Take Mann’s suggestion that the US should be tougher about the revaluation of the RMB. This neglects the fact that there are some groups in the United States that benefit from a cheap RMB, the housing market, Walmart, the electronics industry. There are also groups in the United States that lose from a cheap RMB, organized labor, manufacturing states, and so forth. When you add together all of these different interests together, I don’t think that you end up with a policy that is very different than what the US has been doing. This is because US policy *has* been based largely on self-interest, and the democracy and freedom talk is there just for marketing.
However, Mann misses the *real* problem with US foreign policy and that is that by using the concepts of “democracy” and “freedom” to justify self-interest, the US has brought those concepts into disrepute. US interests in the Middle East are to prevent a terrorist attack on the American homeland, and to insure a secure supply of oil to the US economy. These are basically self-interested goals. Nothing wrong with a little self-interest. But by trying to *deny* that those are self-interested goals and by using the democracy and freedom to justify that, the US has damaged those ideals globally.

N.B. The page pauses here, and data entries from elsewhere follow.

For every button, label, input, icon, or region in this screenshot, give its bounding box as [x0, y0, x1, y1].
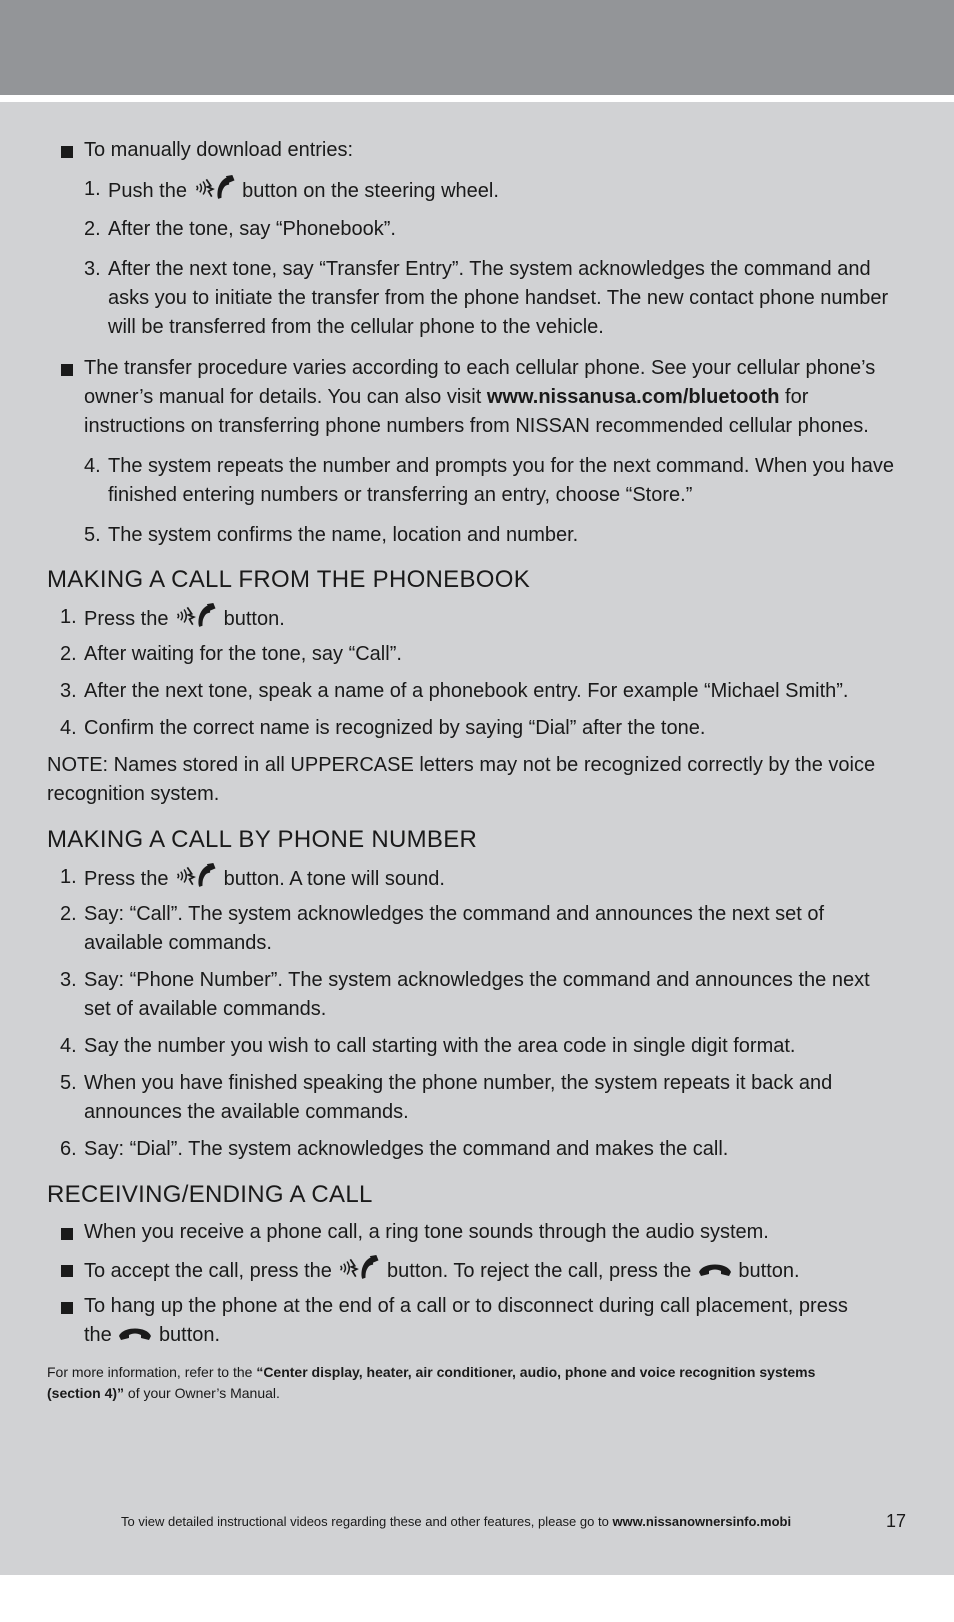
footer-note: To view detailed instructional videos regarding these and other features, please go to	[121, 1514, 609, 1529]
header-band	[0, 0, 954, 95]
note-text: for	[785, 386, 809, 408]
receiving-bullet-3-line2	[84, 1321, 220, 1350]
number-step-4: Say the number you wish to call starting with the area code in single digit format.	[84, 1035, 796, 1057]
step-4-line1: The system repeats the number and prompts you for the next command. When you have	[108, 455, 894, 477]
bullet-marker	[61, 364, 73, 376]
voice-phone-icon	[337, 1255, 381, 1281]
number-step-3-line2: set of available commands.	[84, 998, 327, 1020]
number-step-5-line1: When you have finished speaking the phone number, the system repeats it back and	[84, 1072, 833, 1094]
bullet-marker	[61, 1302, 73, 1314]
step-text: button.	[223, 608, 285, 630]
transfer-note-line1: The transfer procedure varies according to each cellular phone. See your cellular phone’s	[84, 357, 876, 379]
number-step-2-line1: Say: “Call”. The system acknowledges the command and announces the next set of	[84, 903, 825, 925]
step-number: 1.	[84, 178, 101, 200]
nissan-bluetooth-link[interactable]: www.nissanusa.com/bluetooth	[486, 386, 780, 408]
phonebook-step-1	[84, 603, 285, 634]
step-number: 1.	[60, 866, 77, 888]
step-number: 2.	[60, 643, 77, 665]
bullet-marker	[61, 146, 73, 158]
number-step-1	[84, 863, 445, 894]
note-text: owner’s manual for details. You can also visit	[84, 386, 482, 408]
phonebook-call-heading: MAKING A CALL FROM THE PHONEBOOK	[47, 566, 531, 593]
step-number: 4.	[60, 717, 77, 739]
more-info-line2	[47, 1383, 280, 1404]
hang-up-icon	[697, 1261, 733, 1277]
manual-section-reference: “Center display, heater, air conditioner, audio, phone and voice recognition systems	[256, 1364, 816, 1380]
bullet-marker	[61, 1265, 73, 1277]
transfer-note-line3: instructions on transferring phone numbers from NISSAN recommended cellular phones.	[84, 415, 869, 437]
bullet-text: the	[84, 1324, 112, 1346]
more-info-line1	[47, 1362, 815, 1383]
info-text: For more information, refer to the	[47, 1364, 253, 1380]
manual-section-reference: (section 4)”	[47, 1385, 125, 1401]
step-number: 5.	[84, 524, 101, 546]
bullet-text: button.	[738, 1260, 800, 1282]
bullet-text: To accept the call, press the	[84, 1260, 332, 1282]
info-text: of your Owner’s Manual.	[127, 1385, 280, 1401]
voice-phone-icon	[174, 603, 218, 629]
receiving-heading: RECEIVING/ENDING A CALL	[47, 1181, 373, 1208]
step-text: button on the steering wheel.	[242, 180, 499, 202]
download-step-2: After the tone, say “Phonebook”.	[108, 218, 396, 240]
number-step-3-line1: Say: “Phone Number”. The system acknowledges the command and announces the next	[84, 969, 870, 991]
step-number: 1.	[60, 606, 77, 628]
download-step-1	[108, 175, 499, 206]
bullet-marker	[61, 1228, 73, 1240]
voice-phone-icon	[193, 175, 237, 201]
bullet-text: button. To reject the call, press the	[387, 1260, 692, 1282]
step-number: 3.	[60, 969, 77, 991]
note-line1: NOTE: Names stored in all UPPERCASE letters may not be recognized correctly by the voice	[47, 754, 876, 776]
download-step-3-line2: asks you to initiate the transfer from the phone handset. The new contact phone number	[108, 287, 889, 309]
phonebook-step-3: After the next tone, speak a name of a phonebook entry. For example “Michael Smith”.	[84, 680, 849, 702]
receiving-bullet-3-line1: To hang up the phone at the end of a call or to disconnect during call placement, press	[84, 1295, 848, 1317]
phonebook-step-2: After waiting for the tone, say “Call”.	[84, 643, 402, 665]
step-5: The system confirms the name, location and number.	[108, 524, 579, 546]
step-text: Press the	[84, 608, 169, 630]
receiving-bullet-2	[84, 1255, 800, 1286]
number-step-5-line2: announces the available commands.	[84, 1101, 409, 1123]
download-step-3-line3: will be transferred from the cellular phone to the vehicle.	[108, 316, 604, 338]
voice-phone-icon	[174, 863, 218, 889]
page-number: 17	[886, 1511, 907, 1531]
step-number: 4.	[60, 1035, 77, 1057]
transfer-note-line2	[84, 383, 808, 412]
step-4-line2: finished entering numbers or transferring an entry, choose “Store.”	[108, 484, 693, 506]
bullet-text: button.	[158, 1324, 221, 1346]
step-number: 3.	[60, 680, 77, 702]
download-bullet-text: To manually download entries:	[84, 139, 354, 161]
footer-text	[121, 1513, 791, 1531]
receiving-bullet-1: When you receive a phone call, a ring tone sounds through the audio system.	[84, 1221, 769, 1243]
phonebook-step-4: Confirm the correct name is recognized by saying “Dial” after the tone.	[84, 717, 706, 739]
note-line2: recognition system.	[47, 783, 220, 805]
step-number: 3.	[84, 258, 101, 280]
number-step-2-line2: available commands.	[84, 932, 272, 954]
number-call-heading: MAKING A CALL BY PHONE NUMBER	[47, 826, 478, 853]
step-number: 6.	[60, 1138, 77, 1160]
step-number: 5.	[60, 1072, 77, 1094]
number-step-6: Say: “Dial”. The system acknowledges the command and makes the call.	[84, 1138, 729, 1160]
step-text: button. A tone will sound.	[223, 868, 445, 890]
hang-up-icon	[117, 1325, 153, 1341]
step-number: 2.	[84, 218, 101, 240]
download-step-3-line1: After the next tone, say “Transfer Entry”. The system acknowledges the command and	[108, 258, 871, 280]
step-text: Push the	[108, 180, 187, 202]
step-number: 4.	[84, 455, 101, 477]
step-number: 2.	[60, 903, 77, 925]
step-text: Press the	[84, 868, 169, 890]
owners-info-link[interactable]: www.nissanownersinfo.mobi	[612, 1514, 792, 1529]
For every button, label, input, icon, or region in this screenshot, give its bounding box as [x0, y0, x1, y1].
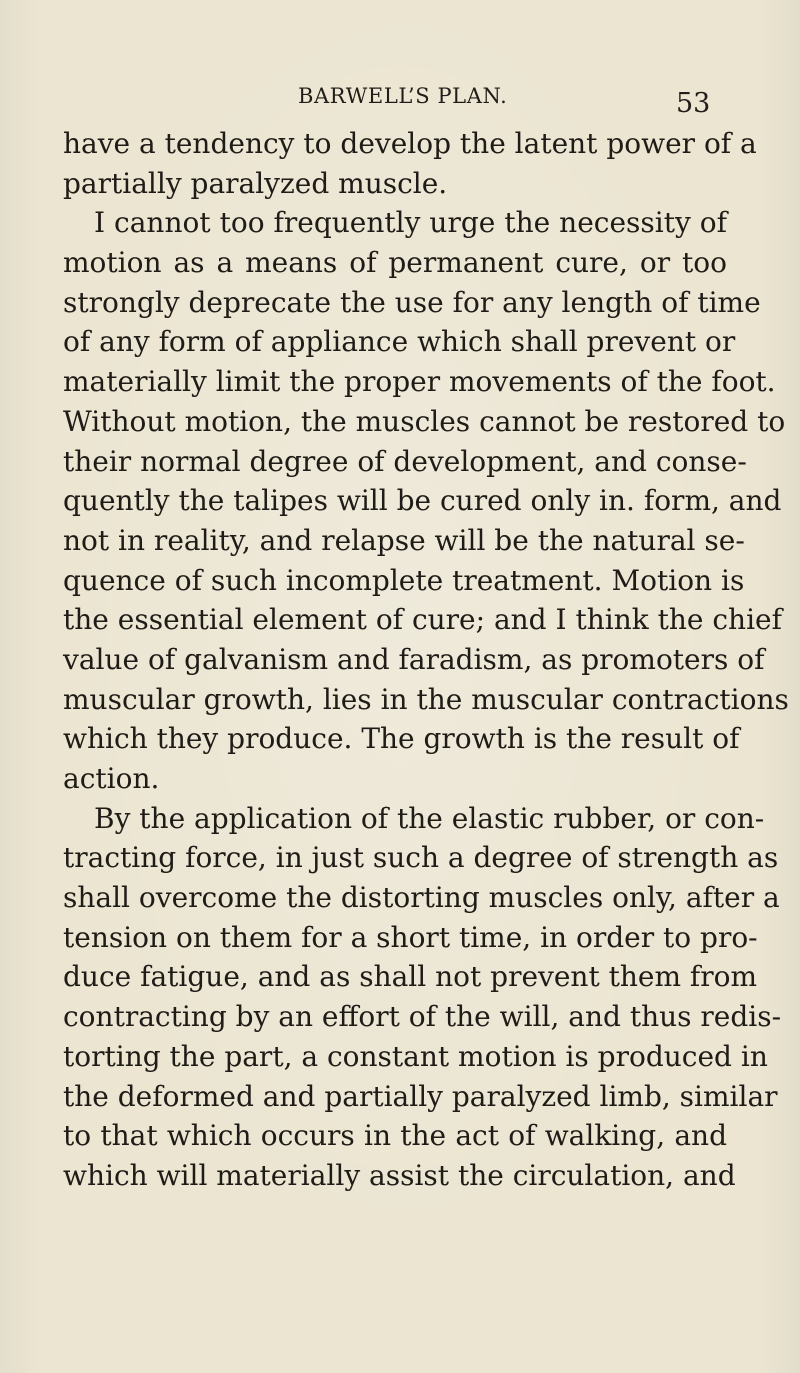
text-line: shall overcome the distorting muscles only, after a	[63, 881, 780, 915]
text-line: tracting force, in just such a degree of strength as	[63, 841, 779, 875]
text-line: contracting by an effort of the will, and thus redis-	[63, 1000, 782, 1034]
text-line: strongly deprecate the use for any length of time	[63, 285, 761, 319]
text-line: the essential element of cure; and I think the chief	[63, 603, 782, 637]
text-line: By the application of the elastic rubber, or con-	[94, 801, 765, 835]
text-line: I cannot too frequently urge the necessity of	[94, 206, 727, 240]
text-line: duce fatigue, and as shall not prevent them from	[63, 960, 758, 994]
text-line: which will materially assist the circulation, and	[63, 1158, 736, 1192]
text-line: partially paralyzed muscle.	[63, 166, 448, 200]
text-line: quence of such incomplete treatment. Motion is	[63, 563, 745, 597]
text-line: the deformed and partially paralyzed limb, similar	[63, 1079, 778, 1113]
text-line: not in reality, and relapse will be the natural se-	[63, 523, 745, 557]
text-line: which they produce. The growth is the result of	[63, 722, 740, 756]
text-line: of any form of appliance which shall prevent or	[63, 325, 736, 359]
text-line: action.	[63, 762, 160, 795]
text-line: value of galvanism and faradism, as promoters of	[63, 642, 765, 676]
text-line: have a tendency to develop the latent power of a	[63, 127, 757, 160]
body-text	[63, 124, 789, 1196]
text-line: motion as a means of permanent cure, or too	[63, 246, 727, 280]
text-line: tension on them for a short time, in order to pro-	[63, 920, 758, 954]
text-line: materially limit the proper movements of the foot.	[63, 365, 776, 399]
text-line: quently the talipes will be cured only in. form, and	[63, 484, 782, 518]
page-number: 53	[676, 88, 711, 119]
text-line: to that which occurs in the act of walking, and	[63, 1119, 727, 1153]
text-line: Without motion, the muscles cannot be restored to	[63, 404, 786, 438]
running-head: BARWELL’S PLAN.	[298, 84, 508, 108]
text-line: muscular growth, lies in the muscular contractions	[63, 682, 789, 716]
text-line: torting the part, a constant motion is produced in	[63, 1039, 768, 1073]
text-line: their normal degree of development, and conse-	[63, 444, 747, 478]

Let me give an example, of how national self-interest makes the US look bad. Cheney’s justification of the Iraq War that we are fighting in Iraq so that we don’t have to fight on the streets of NYC. Can you imagine how awful that sounds to the typical Iraqi? The elaborate lengths that the Bush administration has gone through in order to make sure that the detainees in Guantanamo don’t have the legal protections of American citizens. What is the average Zimbabwean supposed to make of that? And then the US talks about democracy and freedom?
So what do I think the United States should do? I think that first of all, the United States should stop talking about democracy and freedom. At this point, anything the United States does to *talk* about democracy and freedom is just going to make the situation worse. Rather, I think that the United States should act in ways that are consistent with its stated principles. People are smart and if the United States acts in a way that protects democracy and freedom within the United States, there is no need to promote oneself. Resolving the Guantanamo detainees is a good start. Having a real national debate on what to do with the mess in Iraq in which the common man in the United States is treated intelligently is another.
Finally, I leave with one troubling question. One crucial difference between China and the old Soviet Union is that China has no interest in exporting it’s political model. Yes, China deals with dictators in Burma, but it also deals with democracies like Japan. It tries to have good relations with North Korea, but it also tries to have good relations with South Korea. China claims that it’s system is the best system for China, but it’s ideology explicitly states that different countries have different historical circumstances and that the political system of a country must respect those different historical circumstances. Even within its borders, China “practices what it preaches” and has a political system in Hong Kong which is very different from the one in Shanghai which it justifies based on special historical circumstances.
Meanwhile, the United States insists that the only correct development model is one that involves multi-party democracy and that the rest of the world has to adopt a political system similar to the United States in order to be considered civilized.
So I ask this question. Which viewpoint is more consistent with the ideals of freedom and democracy?